趙忠愣了愣,嚴肅的眉頭擰起,望著亦萱離開的水綠色背影,還是邁步跟了上去。
走過一段路,亦萱便到達了熟悉的房屋前。
她深呼吸了幾下,便穩下心神,朝院子裡走了進去。
瞧著趙忠有跟進去的意思,她腳步一頓,回眸,冷冷地看著他,「這裡安全了吧?你就在門外等著,不准跟進去!」
她的眸光冷冽,語聲不容置疑,叫趙忠生生地怔住了。
他看著眼前這個不及他胸口的小女孩,沉默片刻,終究是退了出去。
亦萱不理他,直接進了院子。
身穿淺玫瑰紅繡嫩黃折枝玉蘭花交領遍地撒花緞襖,下著月白素緞細折兒長裙的趙亦柔正坐在院子裡讀書。
她口齒清晰,聲音綿軟,聽得人很舒服。
一陣風吹過,掀起了她垂落的裙角,端的是一番楚楚動人的氣質。
亦萱不由勾唇嗤笑,目露嘲諷。
這麼個糟糕的天氣,隨時隨地都要落雨,她倒也坐得住!
「柔妹妹好雅興,天氣這麼冷你也不忘讀書,若要叫爹爹瞧見,定然十分歡喜。」
趙亦柔聞聲,眸光一亮,興奮地站起身朝院門外看去。
「萱姐姐……」只看見亦萱,她不免怔了怔,臉上的笑容也有些凝固,隨後探頭探腦地朝後看去。
亦萱走近,輕笑道:「別看了,爹爹今日不會來的。

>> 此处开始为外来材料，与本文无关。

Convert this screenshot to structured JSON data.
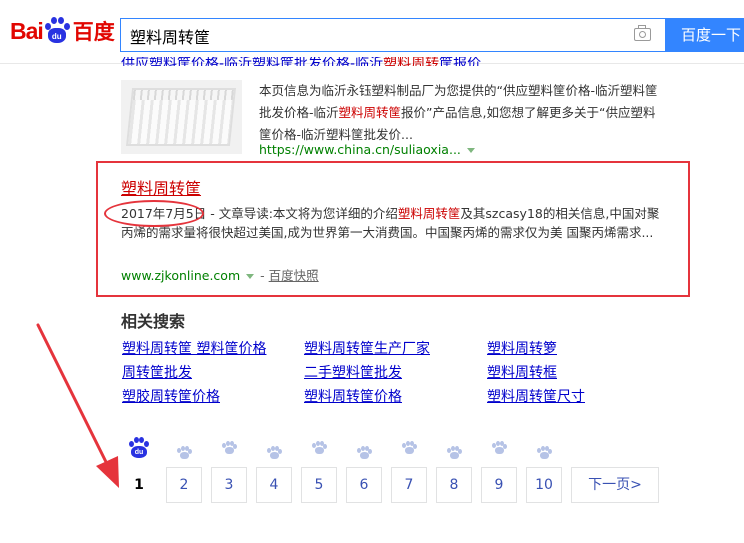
{
  "logo": {
    "latin": "Bai",
    "paw_text": "du",
    "chinese": "百度"
  },
  "search": {
    "query": "塑料周转筐",
    "button_label": "百度一下"
  },
  "prev_result": {
    "title_pre": "供应塑料筐价格-临沂塑料筐批发价格-临沂",
    "title_hl": "塑料周转",
    "title_post": "筐报价",
    "abstract_a": "本页信息为临沂永钰塑料制品厂为您提供的“供应塑料筐价格-临沂塑料筐批发价格-临沂",
    "abstract_hl": "塑料周转筐",
    "abstract_b": "报价”产品信息,如您想了解更多关于“供应塑料筐价格-临沂塑料筐批发价...",
    "url": "https://www.china.cn/suliaoxia..."
  },
  "main_result": {
    "title": "塑料周转筐",
    "date": "2017年7月5日",
    "sep": " - ",
    "abstract_a": "文章导读:本文将为您详细的介绍",
    "abstract_hl": "塑料周转筐",
    "abstract_b": "及其szcasy18的相关信息,中国对聚丙烯的需求量将很快超过美国,成为世界第一大消费国。中国聚丙烯的需求仅为美 国聚丙烯需求...",
    "url": "www.zjkonline.com",
    "url_sep": "-",
    "snapshot": "百度快照"
  },
  "related": {
    "title": "相关搜索",
    "items": [
      "塑料周转筐 塑料筐价格",
      "塑料周转筐生产厂家",
      "塑料周转箩",
      "周转筐批发",
      "二手塑料筐批发",
      "塑料周转框",
      "塑胶周转筐价格",
      "塑料周转筐价格",
      "塑料周转筐尺寸"
    ]
  },
  "pagination": {
    "paw_text": "du",
    "current": "1",
    "pages": [
      "2",
      "3",
      "4",
      "5",
      "6",
      "7",
      "8",
      "9",
      "10"
    ],
    "next_label": "下一页>"
  },
  "colors": {
    "accent": "#3385ff",
    "link": "#0000cc",
    "highlight": "#cc0000",
    "annotation": "#e5343c",
    "url": "#008000"
  }
}
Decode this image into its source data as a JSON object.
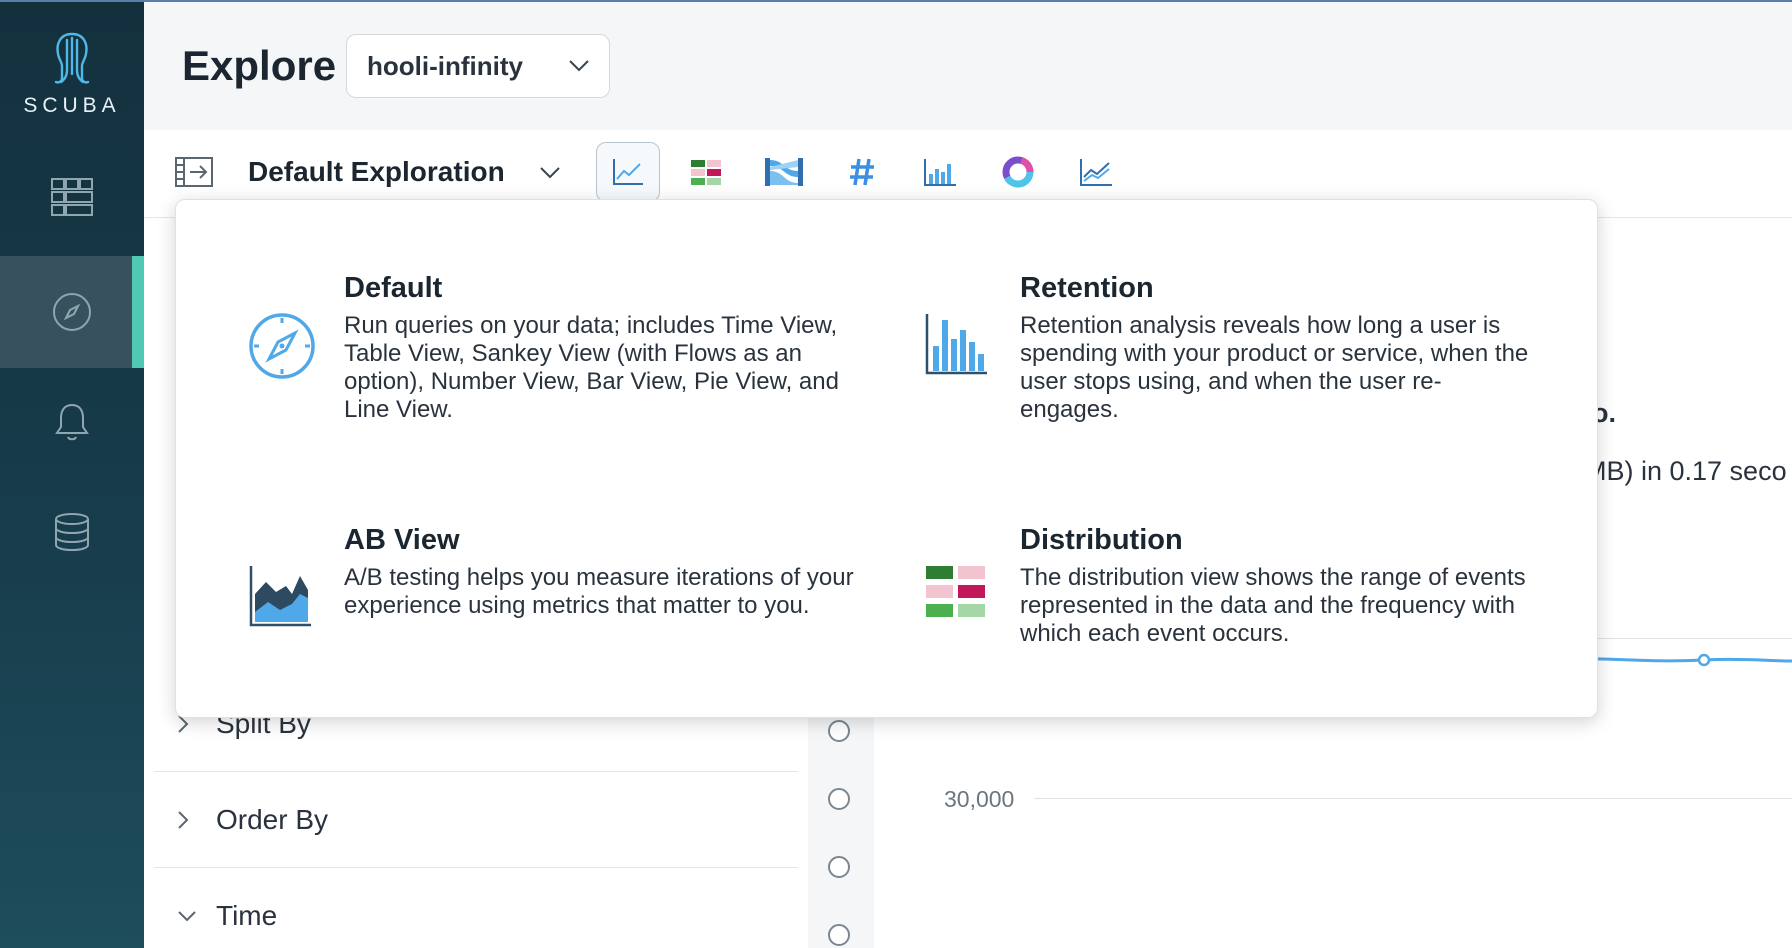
{
  "app": {
    "logo_text": "SCUBA"
  },
  "sidebar": {
    "items": [
      {
        "name": "dashboards",
        "icon": "grid-icon",
        "active": false
      },
      {
        "name": "explore",
        "icon": "compass-icon",
        "active": true
      },
      {
        "name": "alerts",
        "icon": "bell-icon",
        "active": false
      },
      {
        "name": "data",
        "icon": "database-icon",
        "active": false
      }
    ]
  },
  "header": {
    "title": "Explore",
    "dataset": "hooli-infinity"
  },
  "toolbar": {
    "exploration_title": "Default Exploration",
    "views": [
      {
        "name": "time-view",
        "icon": "line-chart-icon",
        "active": true
      },
      {
        "name": "table-view",
        "icon": "table-grid-icon",
        "active": false
      },
      {
        "name": "sankey-view",
        "icon": "sankey-icon",
        "active": false
      },
      {
        "name": "number-view",
        "icon": "hash-icon",
        "active": false
      },
      {
        "name": "bar-view",
        "icon": "bar-chart-icon",
        "active": false
      },
      {
        "name": "pie-view",
        "icon": "donut-icon",
        "active": false
      },
      {
        "name": "line-view",
        "icon": "trend-line-icon",
        "active": false
      }
    ]
  },
  "exploration_types": [
    {
      "title": "Default",
      "description": "Run queries on your data; includes Time View, Table View, Sankey View (with Flows as an option), Number View, Bar View, Pie View, and Line View.",
      "icon": "compass-icon"
    },
    {
      "title": "Retention",
      "description": "Retention analysis reveals how long a user is spending with your product or service, when the user stops using, and when the user re-engages.",
      "icon": "bar-chart-icon"
    },
    {
      "title": "AB View",
      "description": "A/B testing helps you measure iterations of your experience using metrics that matter to you.",
      "icon": "area-chart-icon"
    },
    {
      "title": "Distribution",
      "description": "The distribution view shows the range of events represented in the data and the frequency with which each event occurs.",
      "icon": "distribution-grid-icon"
    }
  ],
  "query_panel": {
    "sections": [
      {
        "label": "Split By",
        "expanded": false
      },
      {
        "label": "Order By",
        "expanded": false
      },
      {
        "label": "Time",
        "expanded": true
      }
    ]
  },
  "chart_fragments": {
    "text_1": "o.",
    "text_2": "MB) in 0.17 seco",
    "y_tick": "30,000"
  },
  "colors": {
    "accent": "#4fc9b3",
    "icon_blue": "#4fa8e8",
    "sidebar_bg": "#173c4b"
  }
}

」
趙亦柔被她這樣的眼神看的很不舒服,直覺往後退了退,眉頭一皺,下意識地問:「你怎麼知道爹爹不來?娘說他今日會來的。」
「呵。」亦萱冷笑一眼,眸中凝著鄙夷和不屑,「爹爹?你憑什麼叫我爹作爹爹?你算什麼東西!」
趙亦柔臉色煞白,瞪大了眼睛,又羞又惱地看著她。
「你這樣看我做什麼?我說的不對嗎?你算什麼東西!」
亦萱絲毫不給她說話的機會,伸手一指她身上的衣服,嘲諷道:「這必然是我爹送給你的,你想必很開心吧?不過我告訴你,這些衣裳都是我穿剩下的,你可別以為是我爹買給你的,否則,真要笑死人了。」
趙亦柔的臉孔又瞬間漲得通紅,根本沒料到她預期中和樂融融的場面突然會變成劈頭蓋臉的一頓諷刺鄙夷,叫她難堪地恨不得死去。